От долгого разглядывания Сталина Меиру вдруг померещилось, что тот шевелит усами и подает ему какой-то знак. Усталый и опустошенный, Профис уснул.

Санаторий помещался в бывшем монастыре, окруженном высокой каменной стеной. Попасть туда можно было только через единственные железные ворота, которые днем и ночью стерег охранник в белом —  поверх военного мундира —  халате. Вся территория этого заведения вдоль и поперек была обсажена фруктовыми деревьями. Там и сям пестрели цветочные клумбы. Узкие прогулочные тропки в траве, посыпанные кирпичной окрошкой, были рассчитаны как бы на то, чтобы по ним гуляли в одиночку, и вели к клумбам и деревянным побеленным домикам, где обитатели санатория коротали время —  кто играл в шахматы и домино, кто читал книжку. Книги выдавались в санаторной библиотеке, которая находилась в главном корпусе – это были в основном произведения корифеев марксизма-ленинизма и сталинизма, а также брошюры на темы, как выращивать кроликов. В главном корпусе размещались процедурные кабинеты и кухня. Там же хозяйничало начальство. Поодаль от главного корпуса стоял двухэтажный дом, в одном флигеле которого жили «отдыхающие», а в другом обретался обслуживающий персонал —  так называемые ангелы-хранители. Раньше, до прихода большевиков, тут в крохотных кельях, молясь, доживали свой век монахи; некоторых из них можно было еще встретить —  они помогали поварам на кухне, выполняя всю черную работу. О монахах и о соседях Меир узнал от Ильи-пророка, общительного, словоохотливого еврея. Илья-пророк знал тут каждый закоулок и все подробности санаторного быта. Друзья часто прогуливались вместе по двору, одетые, как и все «отдыхающие», в долгополые, темно-синие халаты из грубой фланели, которые не застегивались из-за того, что на них не было ни одной пуговицы. Обуты все были в одинаковые шлепанцы на толстой резиновой подошве. Так как прогулочная стежка была слишком узкой даже для оголодавших, исхудалых Меира и его словоохотливого соседа, то Илья-пророк всегда шествовал впереди. Он все время вертел при разговоре головой и пританцовывал. Тут, в санатории, никто о своем прошлом никому не рассказывал. Не потому, что его скрывали от других, а потому, что «отдыхающие» о нем совершенно забыли. Их и лечили-то ради того, чтобы избавить от каких бы то ни было —  горестных или радостных —  воспоминаний.
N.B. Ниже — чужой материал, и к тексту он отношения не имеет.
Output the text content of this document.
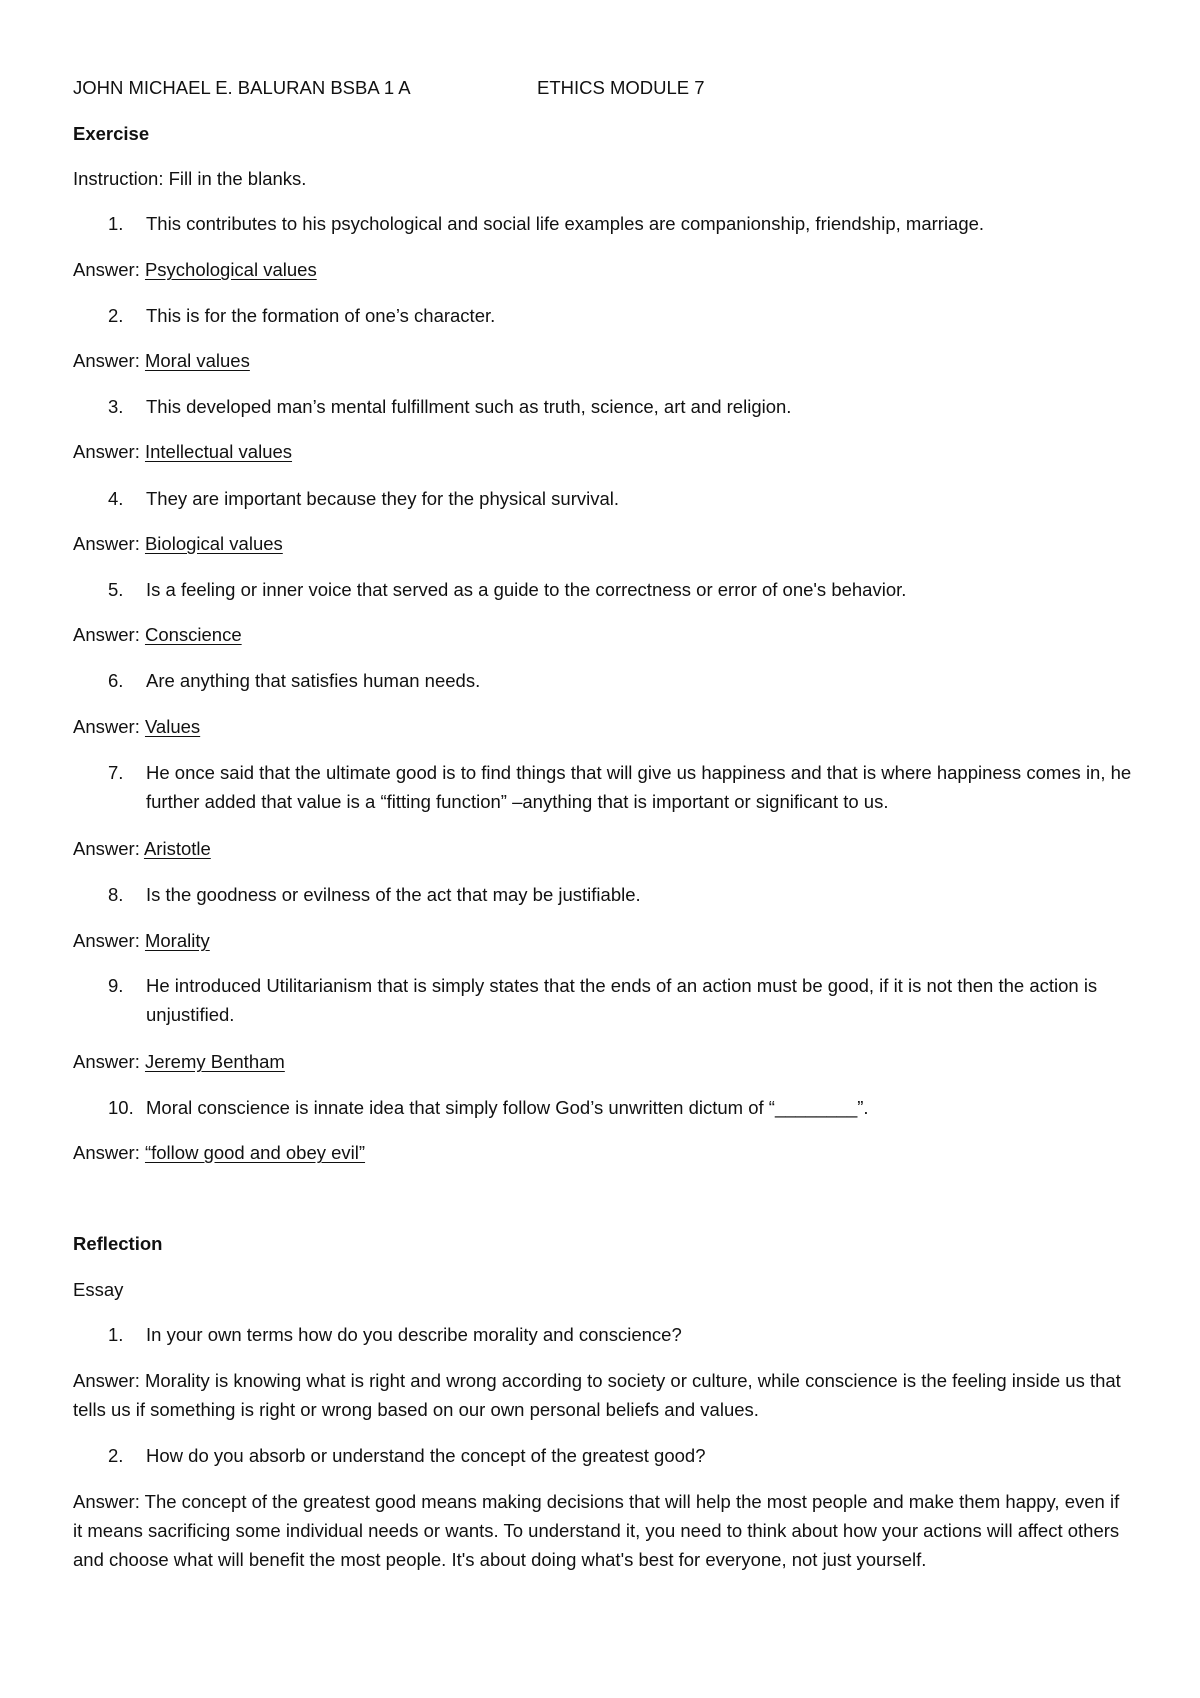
JOHN MICHAEL E. BALURAN BSBA 1 A	ETHICS MODULE 7
Exercise
Instruction: Fill in the blanks.
1.	This contributes to his psychological and social life examples are companionship, friendship, marriage.
Answer: Psychological values
2.	This is for the formation of one’s character.
Answer: Moral values
3.	This developed man’s mental fulfillment such as truth, science, art and religion.
Answer: Intellectual values
4.	They are important because they for the physical survival.
Answer: Biological values
5.	Is a feeling or inner voice that served as a guide to the correctness or error of one's behavior.
Answer: Conscience
6.	Are anything that satisfies human needs.
Answer: Values
7.	He once said that the ultimate good is to find things that will give us happiness and that is where happiness comes in, he further added that value is a “fitting function” –anything that is important or significant to us.
Answer: Aristotle
8.	Is the goodness or evilness of the act that may be justifiable.
Answer: Morality
9.	He introduced Utilitarianism that is simply states that the ends of an action must be good, if it is not then the action is unjustified.
Answer: Jeremy Bentham
10. Moral conscience is innate idea that simply follow God’s unwritten dictum of “________”.
Answer: “follow good and obey evil”
Reflection
Essay
1.	In your own terms how do you describe morality and conscience?
Answer: Morality is knowing what is right and wrong according to society or culture, while conscience is the feeling inside us that tells us if something is right or wrong based on our own personal beliefs and values.
2.	How do you absorb or understand the concept of the greatest good?
Answer: The concept of the greatest good means making decisions that will help the most people and make them happy, even if it means sacrificing some individual needs or wants. To understand it, you need to think about how your actions will affect others and choose what will benefit the most people. It's about doing what's best for everyone, not just yourself.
—  Видите этих субчиков, —  гундосил Илья-пророк. —  Все они на одно лицо, но каждый строит из себя гения, и каждый клянется, что своей гениальностью перевернет весь мир. Потому нас и держат тут с единственной целью —  сделать похожими на тех, кто по ту сторону стены.

Он воровато оглянулся и зачастил:

— Вы знаете, почему я здесь? Потому, что им там не нужен избавитель. Потому, что они не желают друг с другом примириться. Но вот-вот пробьет мой час. В огненной колеснице, запряженной огненными конями, я вознесусь к Господу в горние выси, а поскольку вы, товарищ Меир-Ангел, мне нравитесь, я заберу вас с собой!

Меир-Ангел, как его все называли в санатории, понемногу свыкся со здешними порядками. Он старался быть «пай-мальчиком», как и обещал Никифору и Степану. Без всякого сожаления Профис отдавал им свою дневную норму сахара и масла; не пропускал ни одной процедуры, регулярно посещал «красный уголок» и терпеливо выслушивал лекции о современном международном положении. Во время прогулок он строго придерживался неписаного правила ни с кем не останавливаться и не вступать в долгие разговоры. Только «Добрый день» и «День добрый!» —  это присоветовал ему Илья-пророк который однажды показал ему приземистый домик на глухих задворках и шепотом пояснил —  в этот домишко лучше не попадать, тут с тобой такое сделают, что на веки вечные забудешь, кто ты —  человек или скотина. Илья-пророк тяжело вздохнул и по обыкновению добавил: вся надежда на моих “огненных коней, запряженных в огненную колесницу».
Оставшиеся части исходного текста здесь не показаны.